Yelü was a member of the Liao royal family - a dynasty of Khitan tribes that had ruled areas of Inner Mongolia, Outer Mongolia, and Manchuria since the tenth century. The original Liao dynasty was displaced by the Jurchen, a Tungus people native to Manchuria. Yelü led roughly 100,000 of his fellow Khitan in an exodus from Jurchen rule westward to Turkestan. Yelü and his followers arrived in 1124 at the Uyghur capital of Beshbaliq. The Uyghurs - traditional vassals to the Khitans - submitted to Yelü and the army of refugees he led. Yelü, after amassing an army of Uyghurs, Tibetans, Qarluks, and others, fought a series of aggressive wars against his neighbors from his new kingdom and soon seized control of Dzungaria.
Yelü was treated amicably by the Western Xia Dynasty and the Buddhist Kharakojas, but after being rebuffed by the Kara-Khanid Khanate at Gulja and Kashgar, Yelü subjugated the Kara-Khanids and incorporated their lands, Kashgar, Khotan, and Ferghana to his growing kingdom in 1137. Now on the borders of Persia, he made war against the Seljuk Turks and conquered Sogdia, Bactria, Khwarazm, and Samarkand by 1141. The Seljuk state then collapsed into internal rebellion.

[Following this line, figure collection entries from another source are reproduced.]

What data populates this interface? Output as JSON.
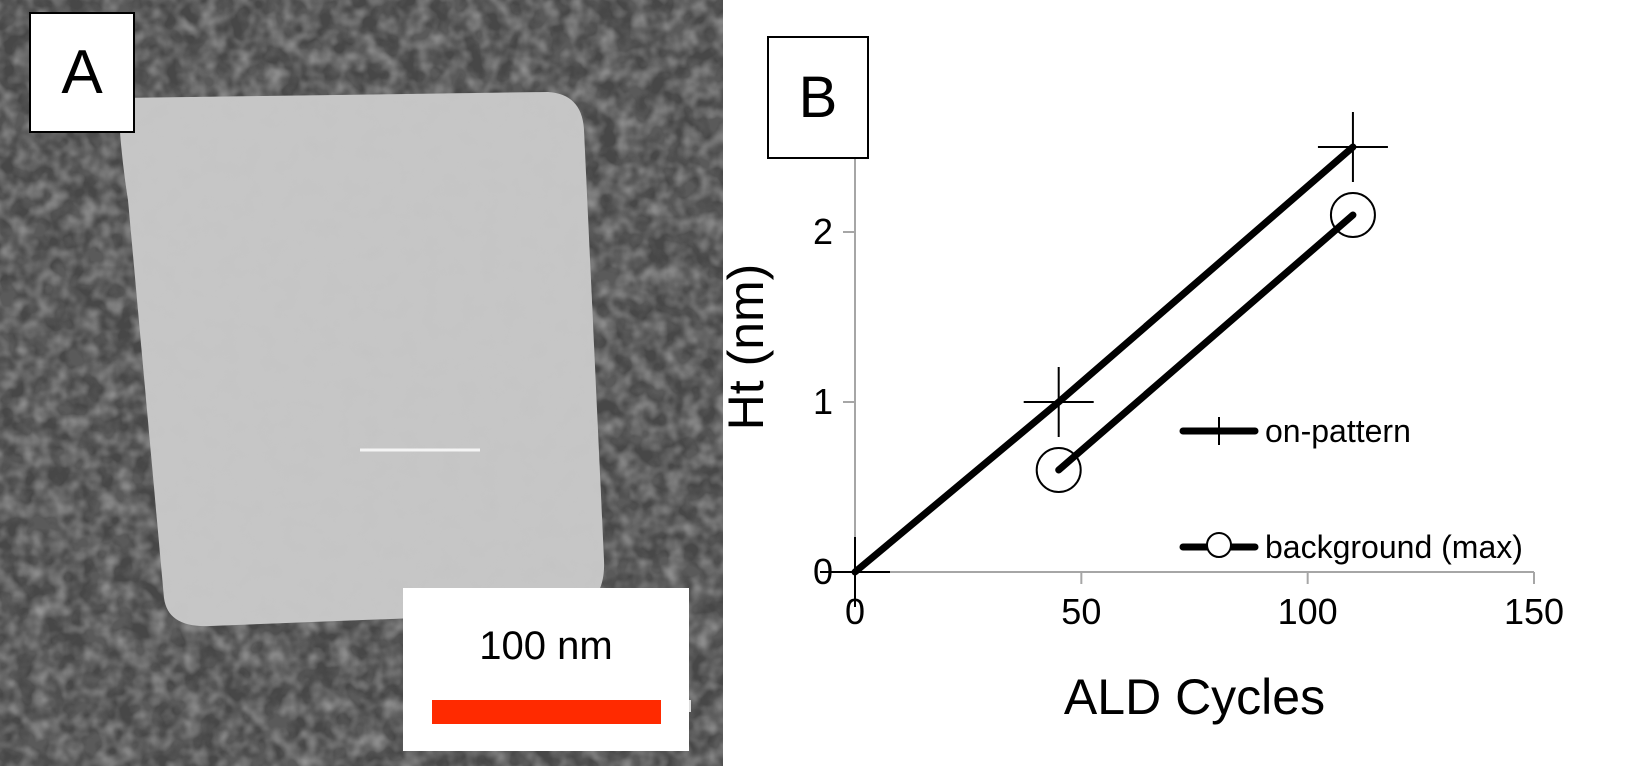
{
  "panel_a": {
    "label": "A",
    "scale_bar": {
      "text": "100 nm",
      "color": "#ff2a00"
    },
    "image_colors": {
      "background": "#3e3e3e",
      "pattern": "#c4c4c4"
    }
  },
  "panel_b": {
    "label": "B"
  },
  "chart_data": {
    "type": "line",
    "title": "",
    "xlabel": "ALD Cycles",
    "ylabel": "Ht (nm)",
    "xlim": [
      0,
      150
    ],
    "ylim": [
      0,
      3
    ],
    "xticks": [
      0,
      50,
      100,
      150
    ],
    "yticks": [
      0,
      1,
      2
    ],
    "grid": false,
    "legend_position": "right",
    "series": [
      {
        "name": "on-pattern",
        "marker": "plus",
        "color": "#000000",
        "x": [
          0,
          45,
          110
        ],
        "y": [
          0,
          1.0,
          2.5
        ]
      },
      {
        "name": "background (max)",
        "marker": "circle",
        "color": "#000000",
        "x": [
          45,
          110
        ],
        "y": [
          0.6,
          2.1
        ]
      }
    ]
  }
}
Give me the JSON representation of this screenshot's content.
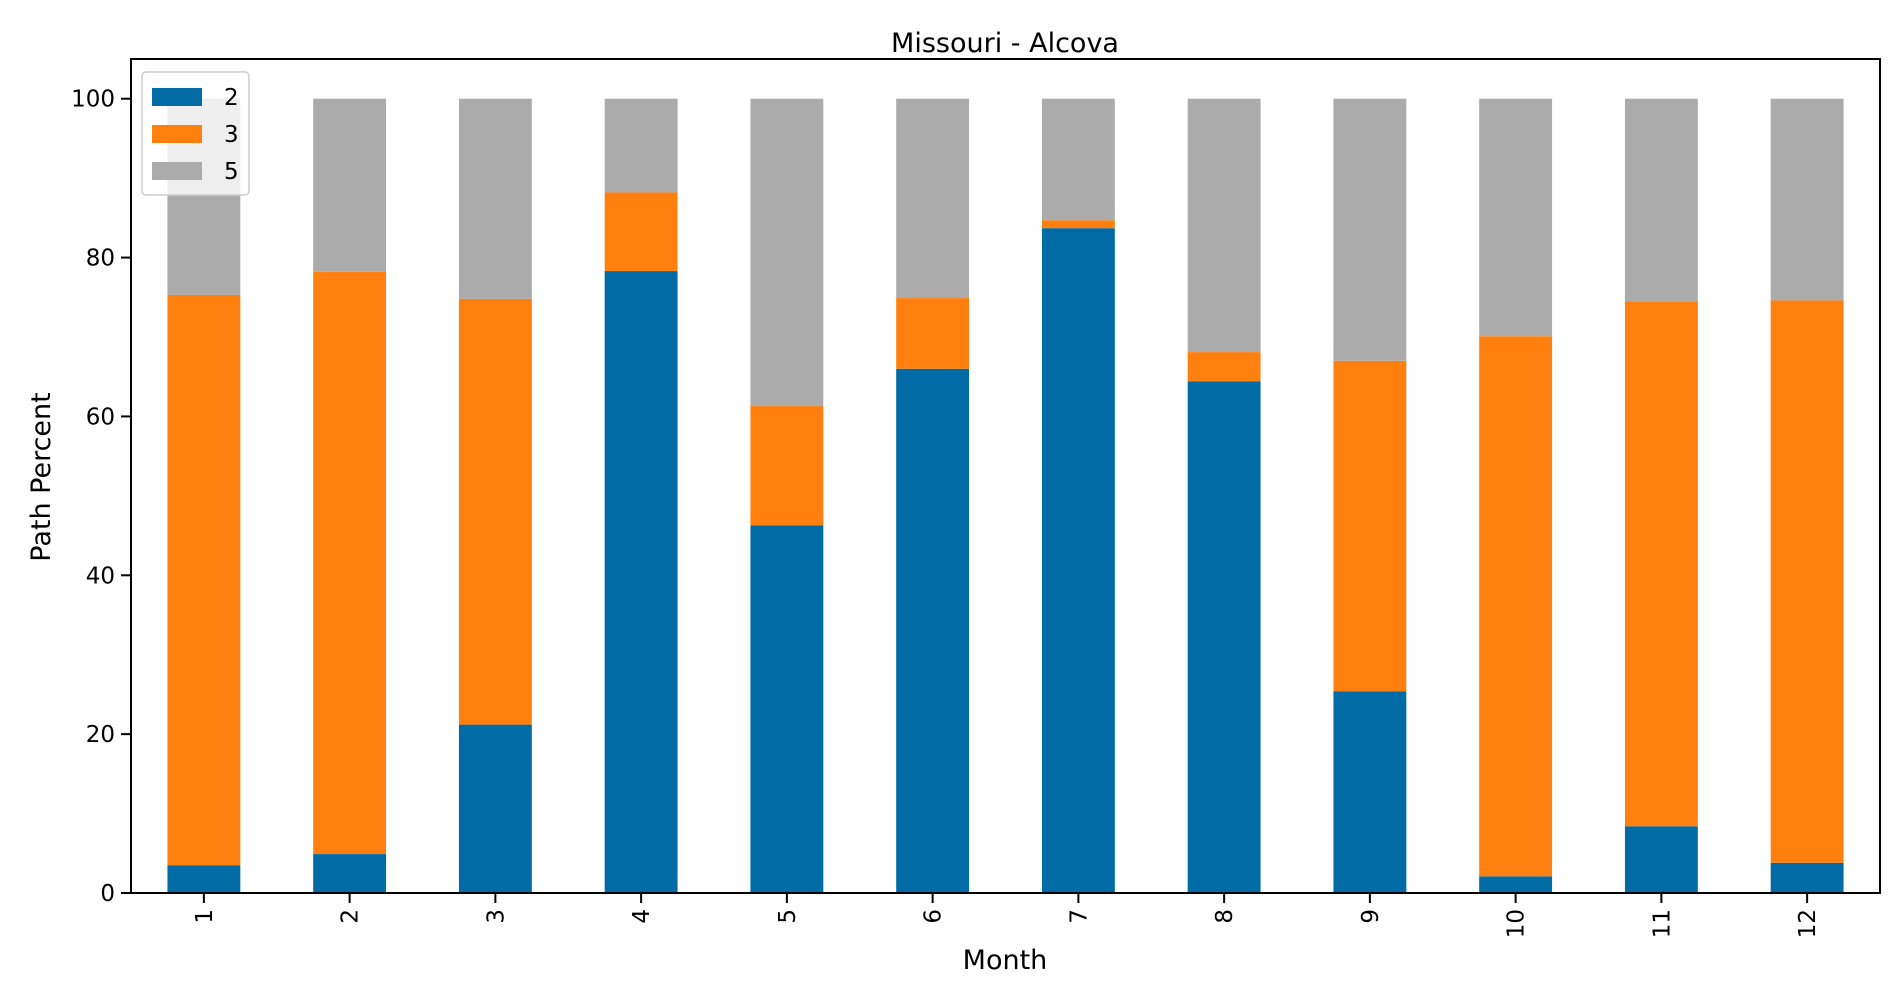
{
  "chart_data": {
    "type": "bar",
    "stacked": true,
    "title": "Missouri - Alcova",
    "xlabel": "Month",
    "ylabel": "Path Percent",
    "ylim": [
      0,
      105
    ],
    "yticks": [
      0,
      20,
      40,
      60,
      80,
      100
    ],
    "categories": [
      "1",
      "2",
      "3",
      "4",
      "5",
      "6",
      "7",
      "8",
      "9",
      "10",
      "11",
      "12"
    ],
    "series": [
      {
        "name": "2",
        "color": "#006BA4",
        "values": [
          3.5,
          4.9,
          21.2,
          78.3,
          46.3,
          66.0,
          83.7,
          64.4,
          25.4,
          2.1,
          8.4,
          3.8
        ]
      },
      {
        "name": "3",
        "color": "#FF800E",
        "values": [
          71.8,
          73.3,
          53.6,
          9.9,
          15.0,
          8.9,
          1.0,
          3.7,
          41.6,
          68.0,
          66.1,
          70.8
        ]
      },
      {
        "name": "5",
        "color": "#ABABAB",
        "values": [
          24.7,
          21.8,
          25.2,
          11.8,
          38.7,
          25.1,
          15.3,
          31.9,
          33.0,
          29.9,
          25.5,
          25.4
        ]
      }
    ],
    "legend_position": "top-left",
    "grid": false
  }
}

His wars against the Muslim Turks in Central Asia, particularly his victory at Samarkand, and his amicable relations with Nestorian Christianity, which flourished in the Kara-Khitan Khanate, led to his association with the legend of Prester John, a Christian king in the east who was "destined" to vanquish Islam. Bishop Otto of Freising first chronicled the story in 1145.